For as long as people have been shopping for Christmas, there’s been concern about turning a religious celebration into a commercial bonanza.
This sentiment reaches back to when America was a backwater and the celebration of Christmas went from drinking and carousing to shopping and gift-giving.
“People have complained about the excessive commercialization of Christmas ever since its incarnation in the mid-19th century,” says Lisa Jacobson, history professor at the University of California, Santa Barbara. “There’s still ambivalence about the commercialization of Christmas. I don’t think that ambivalence has ever entirely disappeared, but it was probably more pronounced in the 19th century than it is now.”
Carousing and drinking
So what happened to Christmas in America? Jacobson, a cultural historian, notes that it was a confluence of influences, a kind of changing of the Yule season. Before the 19th century, Christmas was spread over several days.
“There was a lot of carousing, a lot of drinking, especially in the mid-Atlantic states and the South,” she says. The highlight—when gifts were exchanged—came on New Year’s Day.
“Until the mid-19th century merchants are actually pretty suspicious of holidays,” Jacobson explains. “Here is where the kind of Scrooge character actually had some real historical precedent. Holidays were seen as a hindrance to business.

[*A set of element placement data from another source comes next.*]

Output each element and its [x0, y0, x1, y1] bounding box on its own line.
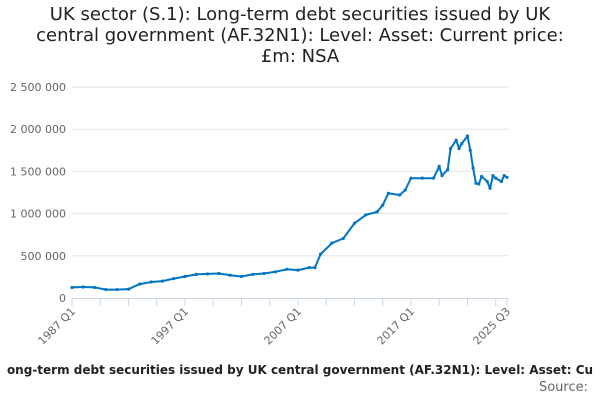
data-point [491, 174, 495, 178]
data-point [205, 272, 210, 276]
data-point [403, 188, 407, 192]
x-tick-label: 2025 Q3 [471, 305, 514, 348]
source-label: Source: [538, 380, 588, 395]
data-point [386, 191, 390, 195]
data-point [465, 134, 470, 138]
data-point [149, 280, 153, 284]
data-point [352, 221, 357, 225]
data-point [494, 176, 498, 180]
x-tick-label: 1997 Q1 [149, 305, 192, 348]
x-axis-label: ong-term debt securities issued by UK ce… [6, 363, 594, 377]
data-point [505, 175, 509, 179]
data-point [262, 271, 266, 276]
data-point [398, 193, 402, 197]
data-point [485, 179, 489, 184]
data-point [448, 147, 453, 151]
series-line [71, 135, 508, 291]
y-tick-label: 1 500 000 [10, 165, 66, 178]
data-point [471, 166, 475, 170]
data-point [454, 138, 458, 142]
data-point [479, 174, 484, 179]
data-point [183, 274, 187, 279]
data-point [330, 241, 334, 245]
data-point [318, 252, 323, 256]
data-point [273, 270, 277, 274]
x-tick-label: 2007 Q1 [262, 305, 305, 348]
y-tick-label: 500 000 [21, 250, 67, 263]
data-point [313, 266, 317, 270]
chart-title: UK sector (S.1): Long-term debt securiti… [36, 4, 564, 67]
y-tick-label: 2 000 000 [10, 123, 66, 136]
data-point [172, 276, 176, 281]
data-point [488, 186, 492, 190]
data-point [381, 203, 385, 207]
data-point [375, 210, 379, 214]
data-point [70, 285, 74, 290]
x-tick-label: 1987 Q1 [36, 305, 79, 348]
data-point [437, 164, 441, 168]
data-point [420, 176, 424, 180]
data-point [468, 148, 472, 152]
data-point [239, 274, 244, 279]
data-point [364, 213, 368, 217]
data-point [440, 174, 444, 178]
x-tick-label: 2017 Q1 [375, 305, 418, 348]
data-point [285, 267, 289, 271]
data-point [431, 176, 436, 180]
data-point [104, 287, 108, 292]
data-point [138, 282, 142, 286]
data-point [126, 287, 131, 291]
data-point [502, 174, 506, 178]
data-point [81, 285, 85, 289]
data-point [228, 273, 232, 277]
y-tick-label: 0 [59, 292, 66, 305]
data-point [217, 271, 221, 276]
data-point [307, 266, 311, 270]
data-point [296, 268, 300, 272]
data-point [194, 272, 198, 276]
data-point [446, 168, 450, 172]
data-point [457, 147, 461, 151]
data-point [409, 176, 413, 180]
data-point [115, 287, 119, 292]
data-point [474, 181, 478, 185]
data-point [160, 279, 164, 283]
data-point [251, 272, 255, 276]
data-point [92, 285, 97, 290]
data-point [477, 182, 481, 186]
data-point [460, 141, 464, 146]
data-point [499, 179, 503, 184]
data-point [341, 236, 345, 241]
y-tick-label: 1 000 000 [10, 208, 66, 221]
y-tick-label: 2 500 000 [10, 81, 66, 94]
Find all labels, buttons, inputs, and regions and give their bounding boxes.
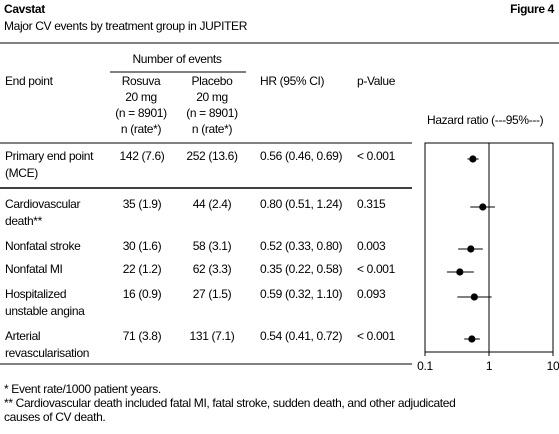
cell: 0.003 (357, 239, 386, 253)
cell: 0.093 (357, 287, 386, 301)
cell: 0.80 (0.51, 1.24) (260, 197, 342, 211)
cell: 58 (3.1) (193, 239, 232, 253)
cell: 142 (7.6) (120, 149, 165, 163)
footnote: * Event rate/1000 patient years. (4, 382, 161, 396)
cell: 0.59 (0.32, 1.10) (260, 287, 342, 301)
hazard-ratio (469, 155, 477, 163)
hazard-ratio (479, 203, 487, 211)
x-tick-label: 0.1 (417, 359, 433, 373)
cell: < 0.001 (357, 149, 396, 163)
end-point: Nonfatal MI (5, 262, 63, 276)
hazard-ratio (467, 245, 475, 253)
footnote: causes of CV death. (4, 410, 105, 424)
cell: 0.315 (357, 197, 386, 211)
column-header: p-Value (357, 74, 396, 88)
end-point: (MCE) (5, 166, 38, 180)
end-point: Nonfatal stroke (5, 239, 81, 253)
end-point: Cardiovascular (5, 197, 80, 211)
column-header: n (rate*) (192, 122, 233, 136)
cell: 0.35 (0.22, 0.58) (260, 262, 342, 276)
group-header: Number of events (132, 52, 221, 66)
hazard-ratio (468, 335, 476, 343)
column-header: (n = 8901) (115, 106, 167, 120)
end-point: revascularisation (5, 346, 89, 360)
end-point: Hospitalized (5, 287, 66, 301)
cell: 71 (3.8) (123, 329, 162, 343)
column-header: HR (95% CI) (260, 74, 325, 88)
end-point: unstable angina (5, 304, 85, 318)
cell: < 0.001 (357, 329, 396, 343)
x-tick-label: 10 (547, 359, 559, 373)
x-tick-label: 1 (486, 359, 493, 373)
column-header: Rosuva (122, 74, 161, 88)
column-header: n (rate*) (121, 122, 162, 136)
cell: 252 (13.6) (186, 149, 238, 163)
end-point: death** (5, 214, 43, 228)
cell: 27 (1.5) (193, 287, 232, 301)
column-header: 20 mg (196, 90, 228, 104)
cell: 62 (3.3) (193, 262, 232, 276)
cell: 35 (1.9) (123, 197, 162, 211)
footnote: ** Cardiovascular death included fatal M… (4, 396, 455, 410)
column-header: Placebo (192, 74, 234, 88)
cell: 0.56 (0.46, 0.69) (260, 149, 342, 163)
cell: 0.54 (0.41, 0.72) (260, 329, 342, 343)
cell: 30 (1.6) (123, 239, 162, 253)
figure-label: Figure 4 (510, 2, 555, 16)
hazard-ratio (456, 268, 464, 276)
cell: 22 (1.2) (123, 262, 162, 276)
hazard-ratio (470, 293, 478, 301)
cell: < 0.001 (357, 262, 396, 276)
column-header: 20 mg (125, 90, 157, 104)
cell: 16 (0.9) (123, 287, 162, 301)
end-point: Arterial (5, 329, 40, 343)
cell: 131 (7.1) (190, 329, 235, 343)
column-header: (n = 8901) (186, 106, 238, 120)
x-axis-label: Hazard ratio (---95%---) (427, 113, 544, 127)
cell: 0.52 (0.33, 0.80) (260, 239, 342, 253)
column-header: End point (5, 74, 54, 88)
subtitle: Major CV events by treatment group in JU… (4, 19, 248, 33)
cell: 44 (2.4) (193, 197, 232, 211)
end-point: Primary end point (5, 149, 94, 163)
title: Cavstat (4, 2, 45, 16)
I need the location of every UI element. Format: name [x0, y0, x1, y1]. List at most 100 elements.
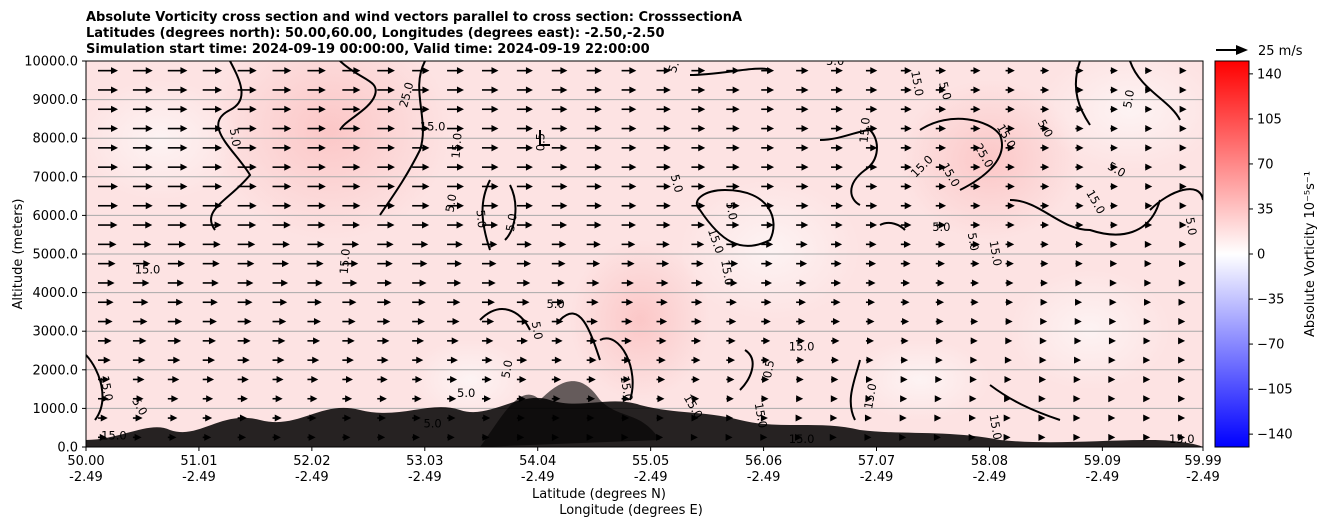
wind-vector: [761, 337, 771, 345]
contour-label-33: 5.0: [1183, 216, 1200, 236]
wind-vector: [1075, 125, 1084, 133]
contour-label-8: 5.0: [503, 212, 520, 232]
colorbar-gradient: [1214, 60, 1250, 448]
wind-vector: [796, 375, 804, 383]
wind-vector: [481, 279, 496, 287]
wind-vector: [412, 105, 430, 113]
wind-vector: [1145, 125, 1153, 133]
contour-label-9: 0.5: [533, 133, 547, 151]
wind-vector: [132, 356, 146, 364]
colorbar: 140 105 70 35 0 −35 −70 −105 −140 Absolute Vorti…: [1214, 60, 1318, 448]
wind-vector: [342, 337, 355, 345]
wind-vector: [586, 375, 596, 383]
wind-vector: [621, 163, 637, 171]
wind-vector: [935, 202, 947, 210]
wind-vector: [1178, 375, 1186, 383]
wind-vector: [132, 202, 153, 210]
wind-vector: [516, 279, 531, 287]
wind-vector: [900, 298, 910, 306]
wind-vector: [1145, 221, 1153, 229]
wind-vector: [970, 337, 978, 345]
wind-vector: [1179, 182, 1187, 190]
wind-vector: [447, 163, 464, 171]
wind-vector: [481, 240, 498, 248]
wind-vector: [167, 356, 181, 364]
wind-vector: [307, 395, 318, 403]
wind-vector: [970, 202, 981, 210]
wind-vector: [412, 163, 430, 171]
wind-vector: [342, 163, 361, 171]
wind-vector: [900, 221, 912, 229]
wind-vector: [377, 144, 395, 152]
wind-vector: [900, 240, 911, 248]
wind-vector: [1040, 67, 1050, 75]
wind-vector: [1040, 163, 1050, 171]
wind-vector: [1179, 202, 1187, 210]
wind-vector: [1143, 414, 1151, 422]
wind-vector: [1074, 318, 1082, 326]
wind-vector: [935, 240, 946, 248]
wind-vector: [481, 105, 499, 113]
wind-vector: [1003, 433, 1011, 441]
wind-vector: [761, 279, 773, 287]
wind-vector: [202, 144, 223, 152]
wind-vector: [761, 105, 775, 113]
wind-vector: [796, 202, 809, 210]
wind-vector: [1108, 356, 1116, 364]
wind-vector: [342, 144, 361, 152]
x-tick-lon-9: -2.49: [1086, 470, 1120, 485]
contour-label-38: 5.0: [498, 359, 515, 379]
wind-vector: [621, 202, 637, 210]
wind-vector: [447, 318, 460, 326]
wind-vector: [761, 356, 770, 364]
wind-vector: [412, 125, 430, 133]
wind-vector: [900, 375, 908, 383]
x-tick-lat-3: 53.03: [406, 454, 443, 469]
wind-vectors: [98, 67, 1187, 441]
wind-vector: [1109, 279, 1117, 287]
wind-vector: [691, 337, 702, 345]
y-tick-label-10: 10000.0: [24, 55, 78, 70]
wind-vector: [1143, 337, 1151, 345]
contour-label-6: 5.0: [443, 193, 460, 213]
wind-vector: [132, 414, 143, 422]
colorbar-tick-label-5: −35: [1257, 293, 1284, 308]
x-tick-lat-5: 55.05: [632, 454, 669, 469]
wind-vector: [726, 414, 734, 422]
wind-vector: [865, 260, 877, 268]
contour-label-45: 15.0: [789, 432, 815, 446]
wind-vector: [1005, 318, 1013, 326]
wind-vector: [656, 182, 671, 190]
wind-vector: [796, 279, 807, 287]
wind-vector: [202, 260, 220, 268]
wind-vector: [342, 433, 351, 441]
wind-vector: [831, 260, 842, 268]
wind-vector: [1040, 182, 1050, 190]
wind-vector: [551, 375, 562, 383]
wind-vector: [831, 221, 843, 229]
wind-vector: [1005, 298, 1014, 306]
wind-vector: [726, 375, 735, 383]
wind-vector: [98, 279, 115, 287]
wind-vector: [796, 182, 809, 190]
wind-vector: [935, 144, 947, 152]
wind-vector: [237, 240, 256, 248]
wind-vector: [865, 240, 877, 248]
x-tick-lat-4: 54.04: [519, 454, 556, 469]
wind-vector: [98, 375, 110, 383]
wind-vector: [935, 337, 944, 345]
wind-vector: [900, 279, 911, 287]
wind-vector: [970, 105, 981, 113]
wind-vector: [237, 298, 253, 306]
wind-vector: [202, 395, 214, 403]
wind-vector: [656, 260, 670, 268]
wind-vector: [412, 144, 430, 152]
wind-vector: [831, 163, 843, 171]
wind-vector: [167, 260, 186, 268]
wind-vector: [1108, 375, 1116, 383]
wind-vector: [726, 144, 740, 152]
wind-vector: [307, 375, 319, 383]
wind-vector: [132, 240, 152, 248]
wind-vector: [202, 298, 218, 306]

If you were drinking and carousing and having fun, it meant that work wasn’t going to get done.”
Santa’s makeover
But, as President Calvin Coolidge would say nearly a century later, “The business of America is business,” and the country’s retailers would come to see the holidays’ potential for profit. They recognized, Jacobson says, that they had a genuine merchandizing opportunity, and that the holidays would create their own spending season.
“Santa Claus is one way Americans resolve their ambivalence about gift-giving to children.”
“So they go all out designing attractive store windows and turning them into holiday spectacles, and certainly by the late 19th century department stores like Macy’s have elaborate store windows.”
Even Santa Claus got a makeover. Originally he was a benevolent gift-giver who rewarded children who’d been good, Jacobson notes. But he was also a stern disciplinarian who punished bad children by whipping them with switches. Later in the 19th century retailers abandoned the judgmental Santa and made him the jolly gift-giver we know today—the perfect symbol of consumer abundance.
“I think one of the reasons why parents so quickly embraced Santa Claus is because he provided a way of disguising the commercial origins of toys,” Jacobson says. “Santa Claus is one way Americans resolve their ambivalence about gift-giving to children. Parents can supply the more practical, utilitarian gifts or the kinds of toys that are going to be edifying or educational. But Santa Claus can give spectacular gifts with lots of bells and whistles.”
It should probably be no surprise that children and family play a big role in the evolution of Christmas. In middle-class families, Jacobson says, children are a kind of precious burden. “By the mid-19th century the middle-class child, in fact, became a net economic drain, but was seen as emotionally priceless,” she says. “And so if you have an emotionally priceless child in this increasingly sentimentalized family it becomes more appropriate to spend money on that child.
“Many people felt you could harmonize a religious observance,” she continues, “with a very family-centered holiday in which the ritual of gift-giving in the parlor became a way of nurturing family ties and affection.”
Traditional values
But what about today? How do we square a religious holiday with scenes of people trampling one another for the chance to buy a cheap TV at a Black Friday sale? Have we traded Santa Claus for Darth Vader? Jacobson says no.
“In the late 19th, early 20th century,” she says, “people overcame their ambivalence, not because they were embracing the dark side of excessive commercialism, but because they saw the ways in which gift-giving could become attached to other values that they deeply cherished.
“For example, the department store owner John Wanamaker was a religious man, and he created all sorts of spectacles in his stores to lure people in. But at Christmastime he also staged store sing-alongs and printed Christmas hymnals for customers that featured religious carols and included a religious message in them.
“There are all sorts of times in which mass marketers have tried to create new holidays in the interest of creating a new season for spending. But those don’t always succeed,” Jacobson adds. “The ones that succeed do so because they become wedded to other kinds of traditional values. That’s why I think big holiday spending is not so much about giving into the dark side, but rather convincing yourself that you’re not giving into the dark side.”